Пейзаж в искусстве
Шрифт:
Эль Греко оставил нам один незабываемый пейзаж — «Вид Толедо» (ил. 60) из музея Метрополитен в Нью-Йорке. Это подлинно экспрессионистическая работа, картина состояния души самого Эль Греко, который к моменту ее написания настолько сроднился с этим городом, что становится понятным, почему Баррес считал ее выражением духа Толедо, хоть нам и ясно, что художник другого темперамента, но столь же сильного воображения сумел бы убедить нас в подлинности совершенно иного по характеру Толедо. Это удивительное произведение — исключение из всех правил, оно чуждо духу искусства Средиземноморья, чуждо пейзажу XVII века. Оно гораздо ближе романтизму XIX столетия, при том что Тёрнер не столь болезненно впечатлителен, а Ван Гог менее изобретателен, и в поисках аналогии следует обратиться к музыке романтиков — к Листу и Берлиозу. И все же пейзажи Эль Греко, как и все его творчество, представляют собой сложное сочетание византийских традиций и машинерии маньеризма. Одна из самых ранних его картин (около 1570) — пейзаж, в котором он откровенно использует стилизованные скалы византийской иконографии (ил. 61). Одна из последних (около 1610) — панорама Толедо в Casa Greco [29] , представляющая собой типичный образец романтической картографии маньеризма, вплоть до таких атрибутов, как речное божество и карта, хотя художник и придал картине всеохватывающую ритмическую жизнь, отличающую ее от работ Эйтенса и прочих топографов-поденщиков того времени.
29
Доме
Композиционная схема маньеризма подготовила почву для одного из величайших пейзажистов — Питера Пауля Рубенса. Разумеется, его нельзя ставить в один ряд с художниками, которых мы только что рассматривали. Тинторетто едва ли стал бы тратить время на точную зарисовку формы одного-единственного листа, тогда как рубенсовские рисунки с натуры — в ряду самых чутких и внимательных штудий, когда-либо созданных. Куманика, покрывающая мертвый ствол и прорисованная до мельчайших подробностей, причудливо переплетенные заросли ивняка — все это передано с большой достоверностью и выглядит очень естественно. Среди рисунков Рубенса есть такие, что по тонкости передачи атмосферы могли бы встать в один ряд с рисунками Тёрнера, Моне и с живописью династии Сун; их отличает лишь большая жизненная энергия. И хотя эта изумительная мощь в фиксации деталей природы часто передавалась и в картинах Рубенса, его нельзя назвать живописцем реальности. Конечно, его пейзажи не подпадают под обвинение в «банальности изображения конкретного места», высказанное Фюзели. Нет в них ни литературности, ни оглядки на золотой век, который я назвал «веком Вергилия». Поэтому они и появляются в настоящей главе, при том что слово «фантазия» слишком слабо для описания их образного богатства и теплоты.
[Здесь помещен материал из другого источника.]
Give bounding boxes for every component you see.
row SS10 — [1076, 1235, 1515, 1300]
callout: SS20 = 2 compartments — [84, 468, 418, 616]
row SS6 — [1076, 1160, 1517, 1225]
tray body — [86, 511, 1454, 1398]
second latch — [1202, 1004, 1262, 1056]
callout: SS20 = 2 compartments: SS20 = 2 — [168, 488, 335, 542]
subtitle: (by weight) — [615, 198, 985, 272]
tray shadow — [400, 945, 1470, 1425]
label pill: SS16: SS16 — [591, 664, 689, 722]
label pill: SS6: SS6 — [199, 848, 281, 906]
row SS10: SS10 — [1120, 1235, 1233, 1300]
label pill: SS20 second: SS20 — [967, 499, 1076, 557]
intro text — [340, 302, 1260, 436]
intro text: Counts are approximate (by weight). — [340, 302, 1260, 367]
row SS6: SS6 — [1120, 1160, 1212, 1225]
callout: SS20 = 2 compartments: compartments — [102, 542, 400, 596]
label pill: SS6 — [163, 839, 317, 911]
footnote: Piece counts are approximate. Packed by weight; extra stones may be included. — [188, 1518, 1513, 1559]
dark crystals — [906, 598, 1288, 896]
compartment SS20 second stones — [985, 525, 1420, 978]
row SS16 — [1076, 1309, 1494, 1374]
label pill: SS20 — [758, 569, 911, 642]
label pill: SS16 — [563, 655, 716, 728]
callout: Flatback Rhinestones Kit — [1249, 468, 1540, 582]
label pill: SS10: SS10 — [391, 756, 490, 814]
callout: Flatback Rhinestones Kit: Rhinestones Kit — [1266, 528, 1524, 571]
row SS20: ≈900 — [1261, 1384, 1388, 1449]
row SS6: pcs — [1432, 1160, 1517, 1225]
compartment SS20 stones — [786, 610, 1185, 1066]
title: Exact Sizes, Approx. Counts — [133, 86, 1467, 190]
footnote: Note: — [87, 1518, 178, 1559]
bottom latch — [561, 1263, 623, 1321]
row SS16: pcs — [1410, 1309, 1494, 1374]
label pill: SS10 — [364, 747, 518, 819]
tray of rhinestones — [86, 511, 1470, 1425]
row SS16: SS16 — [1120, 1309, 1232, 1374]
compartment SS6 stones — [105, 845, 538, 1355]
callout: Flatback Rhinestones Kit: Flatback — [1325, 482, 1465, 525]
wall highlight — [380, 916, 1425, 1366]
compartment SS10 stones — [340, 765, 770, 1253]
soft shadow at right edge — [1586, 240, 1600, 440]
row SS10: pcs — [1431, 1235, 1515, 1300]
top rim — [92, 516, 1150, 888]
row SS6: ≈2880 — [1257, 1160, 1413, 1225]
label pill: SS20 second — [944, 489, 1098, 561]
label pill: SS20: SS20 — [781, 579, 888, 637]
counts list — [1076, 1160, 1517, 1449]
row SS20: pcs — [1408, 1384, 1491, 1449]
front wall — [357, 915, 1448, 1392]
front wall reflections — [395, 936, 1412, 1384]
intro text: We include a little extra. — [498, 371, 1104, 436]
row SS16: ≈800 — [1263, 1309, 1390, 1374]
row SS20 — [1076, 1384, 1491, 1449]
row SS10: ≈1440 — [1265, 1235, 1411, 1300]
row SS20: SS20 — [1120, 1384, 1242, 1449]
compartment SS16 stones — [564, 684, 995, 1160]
Как Шекспир переработал избитые темы елизаветинской драмы, так и Рубенс пылкостью воображения, неутомимой жизненной энергией и богатством живописного языка придал изношенной схеме маньеристического пейзажа новый блеск. Его ранние пейзажи — такие, как «Кораблекрушение Энея» из Берлина или «Филемон и Бавкида» из Вены (ил. 62), — по внешним признакам соответствуют модели, встречающейся, например, в гравюрах Брейгеля, но модель эта стала более сложной и динамичной. Ни в одном пейзаже страстное желание маньеристов удержать все формы в потоке постоянного движения не было столь блистательно реализовано, как в «Филемоне и Бавкиде». Но арки и спирали, при виде которых захватывает дух, подчинены рассчитанному с классическим чувством ритму горизонталей.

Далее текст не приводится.